Monday, November 24, 2008

Main Street is also in denial

This morning I went to pass out food baskets with my local community outreach program. I walked into a gymnasium filled with boxes of food. People throughout the community contributed canned food, boxed food and fresh food. The kids had decorated the boxes and volunteers filled them with enough food to make a nice Thanksgiving dinner. Other boxes were filled with staples - flour, sugar, rice, beans, etc. There were freezers full of turkeys. I was impressed as always at the generosity of the people in my community. We moved the food to the loading dock and waited for people to come by for them. Several of the volunteers I was talking to had also lost their jobs and I thought they would nod with understanding when I said that this was not an ordinary downturn, that the half a quadrillion dollar shadow banking system had to be put on the books and dealt with before it would start getting better. They didn't believe me. I shut up.

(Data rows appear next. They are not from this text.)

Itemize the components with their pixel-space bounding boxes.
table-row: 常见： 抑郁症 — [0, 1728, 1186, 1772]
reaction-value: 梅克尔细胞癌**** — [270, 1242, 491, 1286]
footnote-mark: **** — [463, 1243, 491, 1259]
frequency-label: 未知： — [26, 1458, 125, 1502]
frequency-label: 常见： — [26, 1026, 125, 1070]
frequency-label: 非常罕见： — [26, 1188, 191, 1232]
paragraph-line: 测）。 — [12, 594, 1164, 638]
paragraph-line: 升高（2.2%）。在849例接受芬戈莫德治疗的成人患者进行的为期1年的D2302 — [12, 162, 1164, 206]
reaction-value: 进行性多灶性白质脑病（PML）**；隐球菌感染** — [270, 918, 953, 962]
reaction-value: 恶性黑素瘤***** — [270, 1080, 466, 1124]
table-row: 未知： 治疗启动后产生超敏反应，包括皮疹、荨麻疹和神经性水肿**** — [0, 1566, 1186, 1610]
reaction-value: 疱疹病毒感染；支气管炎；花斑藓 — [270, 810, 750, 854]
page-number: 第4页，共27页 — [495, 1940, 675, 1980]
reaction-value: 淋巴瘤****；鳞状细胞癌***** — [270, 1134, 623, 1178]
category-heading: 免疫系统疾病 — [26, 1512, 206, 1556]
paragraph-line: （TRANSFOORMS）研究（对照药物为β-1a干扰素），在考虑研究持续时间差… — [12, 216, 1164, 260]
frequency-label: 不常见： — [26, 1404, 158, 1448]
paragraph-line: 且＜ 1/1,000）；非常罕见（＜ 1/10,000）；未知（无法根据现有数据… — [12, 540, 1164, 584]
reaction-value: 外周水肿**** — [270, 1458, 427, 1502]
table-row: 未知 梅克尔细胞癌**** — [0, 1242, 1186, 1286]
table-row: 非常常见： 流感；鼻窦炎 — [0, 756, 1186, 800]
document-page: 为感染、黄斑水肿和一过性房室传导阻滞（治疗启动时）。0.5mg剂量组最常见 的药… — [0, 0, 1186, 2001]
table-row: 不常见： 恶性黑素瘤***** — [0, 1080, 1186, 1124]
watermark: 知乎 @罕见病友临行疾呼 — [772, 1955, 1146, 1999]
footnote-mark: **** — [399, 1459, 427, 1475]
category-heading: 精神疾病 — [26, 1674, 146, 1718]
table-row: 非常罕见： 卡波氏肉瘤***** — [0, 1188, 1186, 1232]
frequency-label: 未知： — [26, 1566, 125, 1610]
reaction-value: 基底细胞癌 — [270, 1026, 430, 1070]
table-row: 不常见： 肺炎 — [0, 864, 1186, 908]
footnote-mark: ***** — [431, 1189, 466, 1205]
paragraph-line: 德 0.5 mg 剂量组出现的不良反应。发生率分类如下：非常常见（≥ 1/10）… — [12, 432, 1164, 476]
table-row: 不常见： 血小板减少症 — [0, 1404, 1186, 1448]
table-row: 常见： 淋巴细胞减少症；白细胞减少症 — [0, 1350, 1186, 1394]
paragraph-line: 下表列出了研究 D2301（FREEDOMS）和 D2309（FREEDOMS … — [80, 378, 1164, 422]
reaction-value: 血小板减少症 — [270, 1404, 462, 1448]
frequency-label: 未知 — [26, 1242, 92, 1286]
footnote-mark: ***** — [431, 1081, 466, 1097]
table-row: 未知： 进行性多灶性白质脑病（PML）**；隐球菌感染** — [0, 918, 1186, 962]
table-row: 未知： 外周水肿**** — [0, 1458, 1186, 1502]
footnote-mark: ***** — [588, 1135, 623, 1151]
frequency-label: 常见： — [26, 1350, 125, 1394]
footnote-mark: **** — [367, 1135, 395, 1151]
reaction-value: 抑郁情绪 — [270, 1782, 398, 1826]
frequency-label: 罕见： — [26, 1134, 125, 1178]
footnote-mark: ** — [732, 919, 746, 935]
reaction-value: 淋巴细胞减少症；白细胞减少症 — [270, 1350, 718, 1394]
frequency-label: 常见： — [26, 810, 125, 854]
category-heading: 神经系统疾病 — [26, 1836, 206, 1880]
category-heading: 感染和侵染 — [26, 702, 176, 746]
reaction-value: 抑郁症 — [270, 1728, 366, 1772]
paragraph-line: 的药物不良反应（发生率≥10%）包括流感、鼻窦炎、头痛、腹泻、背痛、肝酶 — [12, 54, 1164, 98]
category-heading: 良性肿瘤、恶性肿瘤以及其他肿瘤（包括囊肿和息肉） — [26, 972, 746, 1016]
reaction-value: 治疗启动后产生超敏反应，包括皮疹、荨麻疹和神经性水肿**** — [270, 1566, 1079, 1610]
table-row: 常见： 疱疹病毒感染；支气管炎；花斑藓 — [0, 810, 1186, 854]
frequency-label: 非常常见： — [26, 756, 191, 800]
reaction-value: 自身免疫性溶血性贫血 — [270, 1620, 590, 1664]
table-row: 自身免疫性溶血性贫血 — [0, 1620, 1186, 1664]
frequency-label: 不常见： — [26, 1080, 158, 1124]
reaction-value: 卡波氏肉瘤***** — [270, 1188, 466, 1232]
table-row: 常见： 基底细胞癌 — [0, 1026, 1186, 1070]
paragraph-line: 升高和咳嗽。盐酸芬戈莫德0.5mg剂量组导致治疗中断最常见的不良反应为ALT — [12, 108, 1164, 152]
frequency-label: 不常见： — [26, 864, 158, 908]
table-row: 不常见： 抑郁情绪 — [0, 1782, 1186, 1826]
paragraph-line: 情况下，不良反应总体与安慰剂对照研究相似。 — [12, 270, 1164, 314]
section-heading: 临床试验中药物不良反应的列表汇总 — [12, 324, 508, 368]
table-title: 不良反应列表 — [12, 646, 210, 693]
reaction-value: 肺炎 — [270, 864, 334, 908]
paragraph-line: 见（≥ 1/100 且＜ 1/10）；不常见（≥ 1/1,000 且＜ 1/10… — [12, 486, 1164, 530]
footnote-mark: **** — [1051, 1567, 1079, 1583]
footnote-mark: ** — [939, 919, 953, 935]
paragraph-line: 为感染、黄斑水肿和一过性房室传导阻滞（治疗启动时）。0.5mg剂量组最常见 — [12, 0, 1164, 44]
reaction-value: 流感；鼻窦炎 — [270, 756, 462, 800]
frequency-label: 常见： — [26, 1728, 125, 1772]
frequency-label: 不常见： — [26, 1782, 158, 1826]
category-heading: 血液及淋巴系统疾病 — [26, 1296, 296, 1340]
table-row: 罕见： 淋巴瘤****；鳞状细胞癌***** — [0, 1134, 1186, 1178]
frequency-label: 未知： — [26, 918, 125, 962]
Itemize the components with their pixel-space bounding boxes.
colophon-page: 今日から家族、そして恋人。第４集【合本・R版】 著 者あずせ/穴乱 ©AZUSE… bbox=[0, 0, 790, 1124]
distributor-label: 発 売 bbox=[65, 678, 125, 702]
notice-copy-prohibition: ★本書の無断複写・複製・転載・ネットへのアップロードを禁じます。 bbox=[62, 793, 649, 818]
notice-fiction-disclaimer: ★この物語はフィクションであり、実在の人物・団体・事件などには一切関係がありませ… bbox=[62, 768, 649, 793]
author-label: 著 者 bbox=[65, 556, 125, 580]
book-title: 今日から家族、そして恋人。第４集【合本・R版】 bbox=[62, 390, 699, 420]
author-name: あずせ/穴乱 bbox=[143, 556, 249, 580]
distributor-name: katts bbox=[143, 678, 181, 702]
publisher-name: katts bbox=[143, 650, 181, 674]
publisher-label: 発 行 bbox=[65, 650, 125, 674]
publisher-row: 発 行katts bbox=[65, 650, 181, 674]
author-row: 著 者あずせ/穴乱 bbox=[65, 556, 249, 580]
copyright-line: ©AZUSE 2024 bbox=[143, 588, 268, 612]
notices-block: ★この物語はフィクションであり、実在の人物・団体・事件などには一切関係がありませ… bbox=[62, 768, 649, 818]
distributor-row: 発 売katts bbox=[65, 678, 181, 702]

This afternoon, one of my ex-co-workers called me and told me how she was stunned by the layoff. She had talked to several others in her group that had been let go and they were equally stunned and completely unprepared to find another job. I said I hoped that she had plenty of savings because it was going to take a long time to find another job. She said that she was ok because her husband still had his job and now that she didn't have to pay day care, they were ok, but that some of the other people she talked to were in debt up to their eyeballs and were living paycheck to paycheck. And some of these people were making six figures.

Nobody gets it until it happens to them.